During the late 1950s, Beckett often stayed in London, where he met Barbara Bray, a BBC script-editor, a widow in her 30s. James Knowlson writes of them: "Beckett seems to have been immediately attracted to her and she to him. Their encounter was highly significant for them both, for it represented the beginning of a relationship that was to last, in parallel with that with Suzanne, for the rest of his life." Soon, their association became "a very intimate and personal one". In a visit to Paris in January 1961, Bray told Beckett she had decided to move there. His response was unusual. In March 1961, he married Déchevaux-Dumesnil in a civil ceremony in Folkestone. On the face of it, this was to make sure that, if he died before her, Déchevaux-Dumesnil would inherit the rights to his work because there was no common-law marriage under French law. He may also have wanted to affirm his loyalty to her.

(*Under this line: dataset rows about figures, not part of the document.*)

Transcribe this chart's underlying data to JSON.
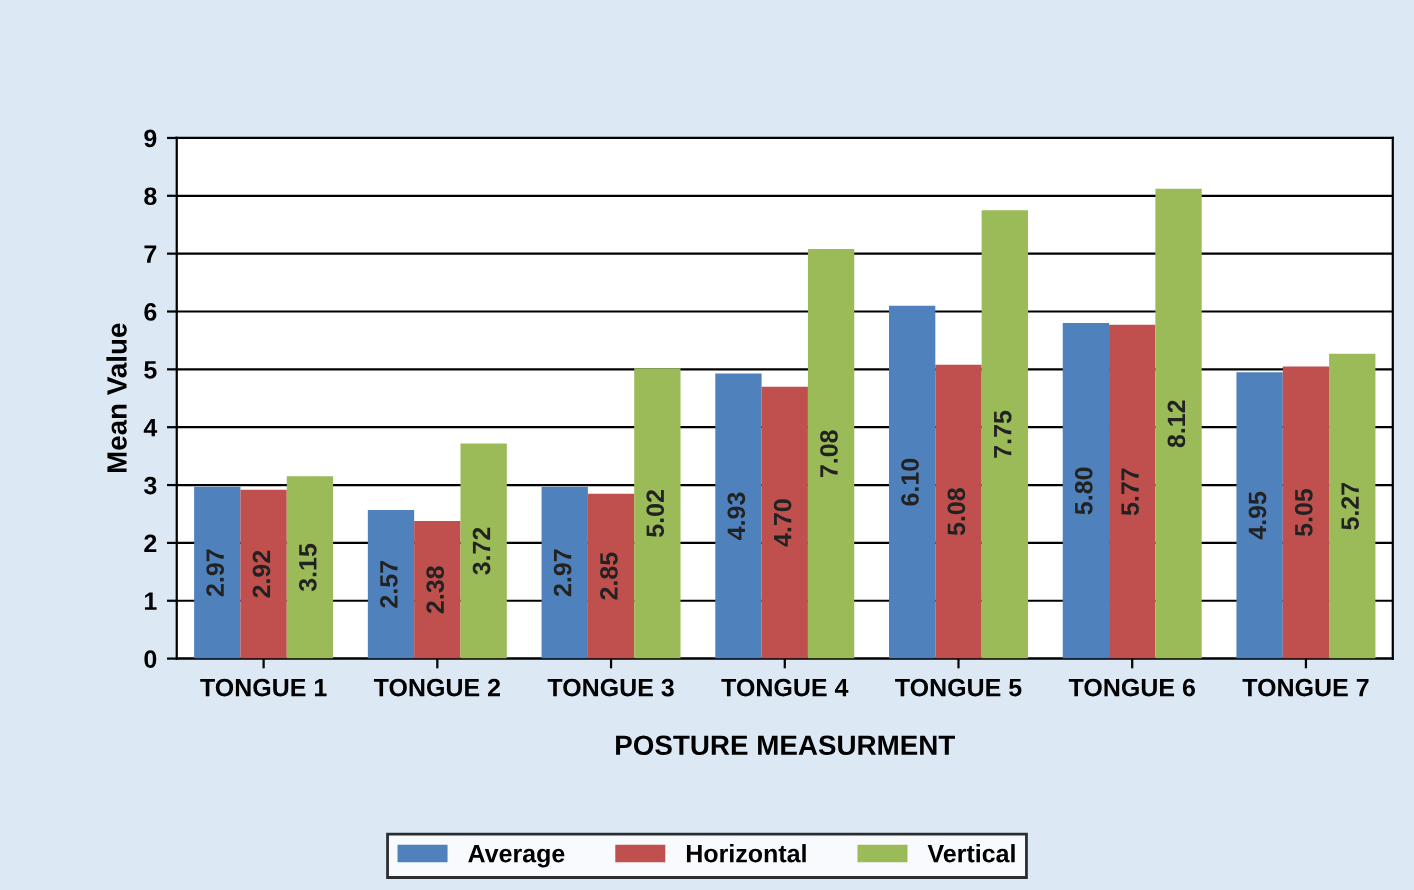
{
  "chart_data": {
    "type": "bar",
    "xlabel": "POSTURE MEASURMENT",
    "ylabel": "Mean Value",
    "categories": [
      "TONGUE 1",
      "TONGUE 2",
      "TONGUE 3",
      "TONGUE 4",
      "TONGUE 5",
      "TONGUE 6",
      "TONGUE 7"
    ],
    "series": [
      {
        "name": "Average",
        "color": "#4f81bd",
        "values": [
          2.97,
          2.57,
          2.97,
          4.93,
          6.1,
          5.8,
          4.95
        ],
        "value_labels": [
          "2.97",
          "2.57",
          "2.97",
          "4.93",
          "6.10",
          "5.80",
          "4.95"
        ]
      },
      {
        "name": "Horizontal",
        "color": "#c0504d",
        "values": [
          2.92,
          2.38,
          2.85,
          4.7,
          5.08,
          5.77,
          5.05
        ],
        "value_labels": [
          "2.92",
          "2.38",
          "2.85",
          "4.70",
          "5.08",
          "5.77",
          "5.05"
        ]
      },
      {
        "name": "Vertical",
        "color": "#9bbb59",
        "values": [
          3.15,
          3.72,
          5.02,
          7.08,
          7.75,
          8.12,
          5.27
        ],
        "value_labels": [
          "3.15",
          "3.72",
          "5.02",
          "7.08",
          "7.75",
          "8.12",
          "5.27"
        ]
      }
    ],
    "ylim": [
      0,
      9
    ],
    "yticks": [
      0,
      1,
      2,
      3,
      4,
      5,
      6,
      7,
      8,
      9
    ],
    "grid": "y",
    "legend": "bottom"
  }
}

In June 1961, Bray moved to Paris, and despite his recent marriage, Beckett spent much of his time with her. This side of his life was not well known, as Beckett's reserve was "allied to his fear of giving offence to Suzanne". Beckett's play Play (1963) may have been inspired by these events.

Déchevaux-Dumesnil died at age 89 in July 1989, five months before Beckett. They were interred together in the cimetière du Montparnasse in Paris.